Parlare di Gustav Meyrink è difficilissimo.

Badate bene, ho detto parlare, non recensire poiché è impossibile e lo ritengo un abominio.

Come si può “recensire” un classico di tal guisa?

È impossibile e non possiamo esserne capaci, perché troppi granelli sono scesi a valle nella clessidra inferiore.

Troppo ha macinato il mulino del tempo.

E cosi i libri cosiddetti senza tempo restano aperti a noi ma remoti, inaccessibili a quel cervello abituato all’immediato e a canoni rigidi.

Ecco perché li leggiamo con cupidigia ma al tempo stesso siamo alieni capitati su un mondo che ci appare illogico.

E La notte di Valpurga ne è l'altisonante esempio.

Del resto molte sono le chiavi di lettura, alcune prettamente politiche come il racconto, in forma mitica, della decadenza di un impero asburgico che segnava inesorabilmente la fine di un ciclo.

Crollano valori.

Crollano certezze, crollano imperi e gli uomini si trovano divisi tra un passato rassicurante e un futuro incerto con il presenta che traballa e si rannicchia su se stesso.

E il libro intero non profuma solo di esoterismo, cosi come ha ben descritto il nostro Evola nella prefazione di quest'edizione, ma profuma anche di decadente nostalgia, di quella malinconia che si sposa con l'orrore che vede macerie sparse lungo il cammino di un umanità che apparirà sempre più privata, sensorialmente, del senso di meraviglia, di grandezza e di potenza.

Gli imperi di oggi non sono certo quelli di allora.

Non hanno come coronamento le mitologia che li giustificavano.

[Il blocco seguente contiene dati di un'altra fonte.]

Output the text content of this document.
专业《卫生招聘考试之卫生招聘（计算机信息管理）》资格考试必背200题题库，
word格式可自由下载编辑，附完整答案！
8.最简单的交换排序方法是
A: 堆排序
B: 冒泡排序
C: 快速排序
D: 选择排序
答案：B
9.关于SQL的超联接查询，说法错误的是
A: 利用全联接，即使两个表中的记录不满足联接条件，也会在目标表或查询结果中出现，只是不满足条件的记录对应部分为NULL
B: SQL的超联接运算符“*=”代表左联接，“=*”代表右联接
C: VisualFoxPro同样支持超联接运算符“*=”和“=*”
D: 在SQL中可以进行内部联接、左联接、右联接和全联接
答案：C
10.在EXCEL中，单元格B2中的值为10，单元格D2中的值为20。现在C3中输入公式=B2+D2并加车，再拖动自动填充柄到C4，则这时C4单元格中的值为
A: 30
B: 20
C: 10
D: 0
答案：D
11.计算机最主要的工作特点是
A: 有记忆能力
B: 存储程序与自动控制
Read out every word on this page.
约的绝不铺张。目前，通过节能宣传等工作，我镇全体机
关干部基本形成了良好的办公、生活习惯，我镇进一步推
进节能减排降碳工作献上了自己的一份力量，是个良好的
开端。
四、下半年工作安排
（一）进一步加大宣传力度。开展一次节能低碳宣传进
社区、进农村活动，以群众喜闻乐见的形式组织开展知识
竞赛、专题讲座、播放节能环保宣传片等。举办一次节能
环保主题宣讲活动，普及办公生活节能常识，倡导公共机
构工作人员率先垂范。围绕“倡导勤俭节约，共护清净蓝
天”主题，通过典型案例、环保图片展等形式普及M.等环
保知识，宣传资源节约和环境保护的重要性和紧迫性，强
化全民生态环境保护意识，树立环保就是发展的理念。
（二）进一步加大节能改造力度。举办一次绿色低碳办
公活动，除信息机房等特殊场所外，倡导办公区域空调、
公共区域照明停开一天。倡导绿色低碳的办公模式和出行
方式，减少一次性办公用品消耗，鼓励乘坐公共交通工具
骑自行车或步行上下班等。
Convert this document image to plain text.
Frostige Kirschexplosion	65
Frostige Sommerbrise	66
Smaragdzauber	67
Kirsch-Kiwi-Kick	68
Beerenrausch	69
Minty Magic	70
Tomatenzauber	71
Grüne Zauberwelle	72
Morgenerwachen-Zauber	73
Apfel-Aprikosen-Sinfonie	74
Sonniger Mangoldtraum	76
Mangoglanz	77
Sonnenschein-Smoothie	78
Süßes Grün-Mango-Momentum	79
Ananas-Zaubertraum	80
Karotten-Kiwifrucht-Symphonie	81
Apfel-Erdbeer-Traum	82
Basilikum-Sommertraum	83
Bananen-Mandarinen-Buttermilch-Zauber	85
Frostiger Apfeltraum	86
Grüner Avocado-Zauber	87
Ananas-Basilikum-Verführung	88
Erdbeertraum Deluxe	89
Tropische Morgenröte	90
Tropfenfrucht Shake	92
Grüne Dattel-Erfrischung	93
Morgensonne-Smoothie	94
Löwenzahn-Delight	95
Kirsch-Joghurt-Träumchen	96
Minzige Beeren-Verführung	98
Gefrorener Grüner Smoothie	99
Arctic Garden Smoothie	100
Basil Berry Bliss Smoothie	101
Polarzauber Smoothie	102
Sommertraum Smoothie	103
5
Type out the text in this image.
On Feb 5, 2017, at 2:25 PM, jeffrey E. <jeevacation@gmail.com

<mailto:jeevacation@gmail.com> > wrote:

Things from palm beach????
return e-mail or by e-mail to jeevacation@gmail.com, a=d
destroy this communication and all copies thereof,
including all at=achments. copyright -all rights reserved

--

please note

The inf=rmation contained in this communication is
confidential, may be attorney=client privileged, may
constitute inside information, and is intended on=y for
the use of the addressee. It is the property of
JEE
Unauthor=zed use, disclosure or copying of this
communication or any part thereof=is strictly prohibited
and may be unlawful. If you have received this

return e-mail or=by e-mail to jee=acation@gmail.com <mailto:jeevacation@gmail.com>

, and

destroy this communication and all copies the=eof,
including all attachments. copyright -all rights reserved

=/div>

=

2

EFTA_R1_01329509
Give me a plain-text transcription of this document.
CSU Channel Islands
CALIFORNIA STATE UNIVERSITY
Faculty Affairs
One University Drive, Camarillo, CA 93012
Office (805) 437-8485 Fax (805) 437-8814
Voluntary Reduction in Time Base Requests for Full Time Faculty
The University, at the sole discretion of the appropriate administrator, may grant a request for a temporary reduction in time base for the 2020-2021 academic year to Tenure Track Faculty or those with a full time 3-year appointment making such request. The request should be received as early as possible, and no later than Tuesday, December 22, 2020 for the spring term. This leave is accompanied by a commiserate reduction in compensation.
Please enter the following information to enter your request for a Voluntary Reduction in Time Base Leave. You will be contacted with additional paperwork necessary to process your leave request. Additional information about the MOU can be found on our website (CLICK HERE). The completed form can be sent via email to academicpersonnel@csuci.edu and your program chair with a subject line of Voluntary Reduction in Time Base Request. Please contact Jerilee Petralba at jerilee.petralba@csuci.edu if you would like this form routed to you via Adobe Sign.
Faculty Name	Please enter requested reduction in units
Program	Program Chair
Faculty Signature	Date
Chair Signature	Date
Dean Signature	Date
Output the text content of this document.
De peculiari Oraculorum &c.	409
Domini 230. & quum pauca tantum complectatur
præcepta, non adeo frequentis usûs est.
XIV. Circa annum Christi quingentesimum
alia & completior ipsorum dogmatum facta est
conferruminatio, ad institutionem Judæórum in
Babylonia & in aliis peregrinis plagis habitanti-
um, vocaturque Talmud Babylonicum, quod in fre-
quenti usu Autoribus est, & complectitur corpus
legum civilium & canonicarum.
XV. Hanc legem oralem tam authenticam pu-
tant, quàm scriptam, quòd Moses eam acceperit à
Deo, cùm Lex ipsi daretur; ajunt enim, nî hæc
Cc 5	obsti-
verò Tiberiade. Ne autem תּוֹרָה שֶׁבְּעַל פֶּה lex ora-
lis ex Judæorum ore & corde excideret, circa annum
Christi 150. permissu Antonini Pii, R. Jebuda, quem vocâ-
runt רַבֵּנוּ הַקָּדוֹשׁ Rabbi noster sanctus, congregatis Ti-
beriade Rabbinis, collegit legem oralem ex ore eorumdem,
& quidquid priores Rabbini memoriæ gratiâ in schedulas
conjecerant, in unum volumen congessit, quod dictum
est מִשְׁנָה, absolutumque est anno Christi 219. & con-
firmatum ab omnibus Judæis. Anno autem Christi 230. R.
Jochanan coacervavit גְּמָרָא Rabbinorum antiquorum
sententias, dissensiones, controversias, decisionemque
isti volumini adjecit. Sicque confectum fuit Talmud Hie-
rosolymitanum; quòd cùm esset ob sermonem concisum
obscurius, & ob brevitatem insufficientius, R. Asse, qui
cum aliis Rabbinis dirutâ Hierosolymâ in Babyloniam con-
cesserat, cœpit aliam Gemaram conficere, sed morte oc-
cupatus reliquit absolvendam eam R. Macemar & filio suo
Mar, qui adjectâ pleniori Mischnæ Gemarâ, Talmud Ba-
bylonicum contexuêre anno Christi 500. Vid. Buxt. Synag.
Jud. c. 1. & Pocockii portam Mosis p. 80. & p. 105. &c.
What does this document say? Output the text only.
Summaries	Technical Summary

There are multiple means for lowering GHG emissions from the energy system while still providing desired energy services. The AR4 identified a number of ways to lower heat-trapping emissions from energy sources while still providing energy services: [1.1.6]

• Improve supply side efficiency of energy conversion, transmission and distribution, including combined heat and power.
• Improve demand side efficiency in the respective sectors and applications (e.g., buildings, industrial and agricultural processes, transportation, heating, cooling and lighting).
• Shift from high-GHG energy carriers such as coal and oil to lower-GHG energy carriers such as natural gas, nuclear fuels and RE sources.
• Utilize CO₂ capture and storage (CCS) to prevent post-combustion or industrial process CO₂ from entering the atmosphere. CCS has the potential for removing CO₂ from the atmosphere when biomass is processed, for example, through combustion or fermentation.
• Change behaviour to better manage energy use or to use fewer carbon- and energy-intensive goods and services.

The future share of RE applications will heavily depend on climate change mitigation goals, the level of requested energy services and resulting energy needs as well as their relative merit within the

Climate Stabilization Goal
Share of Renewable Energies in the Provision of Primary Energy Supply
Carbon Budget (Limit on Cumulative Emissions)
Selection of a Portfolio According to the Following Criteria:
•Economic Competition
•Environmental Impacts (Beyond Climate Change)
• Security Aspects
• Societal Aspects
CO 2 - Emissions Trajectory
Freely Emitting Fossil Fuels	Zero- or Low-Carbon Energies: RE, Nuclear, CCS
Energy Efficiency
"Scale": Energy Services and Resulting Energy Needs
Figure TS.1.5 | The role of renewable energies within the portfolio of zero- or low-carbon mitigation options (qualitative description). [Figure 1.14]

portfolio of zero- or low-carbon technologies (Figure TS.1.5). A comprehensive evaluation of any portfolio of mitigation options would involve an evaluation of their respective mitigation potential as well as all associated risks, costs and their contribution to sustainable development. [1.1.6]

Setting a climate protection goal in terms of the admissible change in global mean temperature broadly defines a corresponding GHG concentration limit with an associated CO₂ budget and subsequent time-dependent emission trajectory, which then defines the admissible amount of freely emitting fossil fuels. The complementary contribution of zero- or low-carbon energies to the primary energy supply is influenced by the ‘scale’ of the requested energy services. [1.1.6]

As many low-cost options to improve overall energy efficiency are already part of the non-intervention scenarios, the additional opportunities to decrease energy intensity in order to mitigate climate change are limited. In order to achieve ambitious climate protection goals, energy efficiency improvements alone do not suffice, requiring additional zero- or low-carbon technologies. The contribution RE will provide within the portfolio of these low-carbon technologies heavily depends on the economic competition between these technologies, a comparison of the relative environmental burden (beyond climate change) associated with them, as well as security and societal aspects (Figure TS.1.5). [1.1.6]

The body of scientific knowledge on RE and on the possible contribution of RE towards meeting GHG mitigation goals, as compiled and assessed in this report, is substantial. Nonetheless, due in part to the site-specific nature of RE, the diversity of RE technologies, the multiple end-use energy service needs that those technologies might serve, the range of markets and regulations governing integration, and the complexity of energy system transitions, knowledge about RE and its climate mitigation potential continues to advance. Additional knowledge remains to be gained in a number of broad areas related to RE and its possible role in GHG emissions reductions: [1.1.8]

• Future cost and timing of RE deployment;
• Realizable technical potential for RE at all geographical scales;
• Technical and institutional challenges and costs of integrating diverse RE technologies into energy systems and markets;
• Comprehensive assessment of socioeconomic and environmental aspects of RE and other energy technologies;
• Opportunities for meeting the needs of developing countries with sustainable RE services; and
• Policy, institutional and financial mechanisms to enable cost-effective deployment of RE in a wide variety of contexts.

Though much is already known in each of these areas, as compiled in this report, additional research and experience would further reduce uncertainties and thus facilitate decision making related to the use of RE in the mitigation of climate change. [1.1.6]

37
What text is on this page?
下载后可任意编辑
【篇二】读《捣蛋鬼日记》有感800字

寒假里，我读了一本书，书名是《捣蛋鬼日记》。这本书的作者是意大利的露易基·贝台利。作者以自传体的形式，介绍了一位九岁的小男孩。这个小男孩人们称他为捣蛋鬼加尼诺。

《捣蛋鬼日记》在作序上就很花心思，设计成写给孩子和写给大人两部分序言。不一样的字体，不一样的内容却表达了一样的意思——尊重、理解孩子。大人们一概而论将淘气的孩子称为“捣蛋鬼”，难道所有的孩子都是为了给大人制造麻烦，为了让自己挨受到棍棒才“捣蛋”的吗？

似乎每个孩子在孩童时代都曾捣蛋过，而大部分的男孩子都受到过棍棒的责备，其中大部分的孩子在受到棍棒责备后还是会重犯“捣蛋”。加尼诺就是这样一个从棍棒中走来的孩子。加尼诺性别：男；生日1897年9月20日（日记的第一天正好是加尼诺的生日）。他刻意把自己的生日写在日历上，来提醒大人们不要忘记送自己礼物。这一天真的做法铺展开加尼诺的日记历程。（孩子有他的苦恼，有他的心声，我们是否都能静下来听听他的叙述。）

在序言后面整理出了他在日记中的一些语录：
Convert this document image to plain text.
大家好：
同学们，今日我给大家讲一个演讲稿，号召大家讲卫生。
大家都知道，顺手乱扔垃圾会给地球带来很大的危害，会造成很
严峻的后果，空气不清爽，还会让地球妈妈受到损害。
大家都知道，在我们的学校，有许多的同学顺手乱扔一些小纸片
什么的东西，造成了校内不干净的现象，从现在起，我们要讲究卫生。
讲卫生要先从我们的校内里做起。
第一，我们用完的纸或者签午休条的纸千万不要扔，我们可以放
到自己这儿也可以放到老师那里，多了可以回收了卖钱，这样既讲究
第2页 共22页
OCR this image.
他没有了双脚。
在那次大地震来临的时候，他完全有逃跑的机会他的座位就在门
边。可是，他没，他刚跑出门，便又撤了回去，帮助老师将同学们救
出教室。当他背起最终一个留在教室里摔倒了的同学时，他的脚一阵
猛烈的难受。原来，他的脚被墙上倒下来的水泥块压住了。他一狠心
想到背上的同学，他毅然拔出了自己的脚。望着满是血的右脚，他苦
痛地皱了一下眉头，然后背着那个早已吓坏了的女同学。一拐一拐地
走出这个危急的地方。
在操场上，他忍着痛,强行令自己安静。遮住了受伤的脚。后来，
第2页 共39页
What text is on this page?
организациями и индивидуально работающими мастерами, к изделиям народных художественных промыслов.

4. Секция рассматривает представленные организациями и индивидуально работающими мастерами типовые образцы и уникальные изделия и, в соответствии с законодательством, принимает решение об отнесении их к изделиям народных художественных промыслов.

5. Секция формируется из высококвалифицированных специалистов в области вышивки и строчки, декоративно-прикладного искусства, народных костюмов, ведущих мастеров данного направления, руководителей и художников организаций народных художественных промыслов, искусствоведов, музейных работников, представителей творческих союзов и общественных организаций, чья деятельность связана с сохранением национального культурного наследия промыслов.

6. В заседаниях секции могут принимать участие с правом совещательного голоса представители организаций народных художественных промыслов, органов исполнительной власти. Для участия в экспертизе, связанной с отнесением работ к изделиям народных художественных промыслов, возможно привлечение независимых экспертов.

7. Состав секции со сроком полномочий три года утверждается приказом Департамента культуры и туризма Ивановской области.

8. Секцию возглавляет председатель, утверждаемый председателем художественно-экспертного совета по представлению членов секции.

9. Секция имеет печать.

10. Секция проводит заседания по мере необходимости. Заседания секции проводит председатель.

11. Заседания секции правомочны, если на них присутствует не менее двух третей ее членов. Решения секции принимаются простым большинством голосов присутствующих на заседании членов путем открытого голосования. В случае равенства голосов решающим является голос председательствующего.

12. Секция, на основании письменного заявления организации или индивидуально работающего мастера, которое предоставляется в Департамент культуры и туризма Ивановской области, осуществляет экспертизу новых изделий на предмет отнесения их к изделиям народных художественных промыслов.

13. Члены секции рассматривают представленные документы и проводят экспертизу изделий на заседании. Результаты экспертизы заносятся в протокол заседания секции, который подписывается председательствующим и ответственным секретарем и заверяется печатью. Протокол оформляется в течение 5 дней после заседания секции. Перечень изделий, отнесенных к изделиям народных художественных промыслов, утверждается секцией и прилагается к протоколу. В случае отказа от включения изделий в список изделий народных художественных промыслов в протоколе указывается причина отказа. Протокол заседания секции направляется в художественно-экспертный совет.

Oggi è l'utilitarismo la parola chiave.

E ci priva di quella Sacralità del potere che in un certo senso consolava afflitti e magari spiegava i torti.

E in fondo non è solo storia.

In Meyrink essa va a braccetto con il soprannaturale, considerato parte inestricabile non solo dell’arte letteraria ma della natura stessa.

Sopra la natura, infatti, esistono forze che giocano con noi come se fossimo pedine di una grande scacchiera.

È un ballo sfrenato in cui noi ripetiamo giri imparati a memoria e iscritti in quel DNA che è solo una registrazione di una voce altisonante che ci comanda.

E cosi in quella notte che sembra risorgere tra le ceneri di una tradizione antica, più antica dell’uomo stesso, capace di festeggiare si la primavera ma anche ci celebrare assieme alla rinascita la morte necessaria affinché il ciclo dell’esistenza si compia, qualcosa di magico e terrificante accade sempre.

Terribili locus est iste.

Luogo terribile è la terra, un buio eterno in cui le ombra, noi stessi, cercano insistentemente una luce, una luce vera, capace di donare a tutti la somma conoscenza.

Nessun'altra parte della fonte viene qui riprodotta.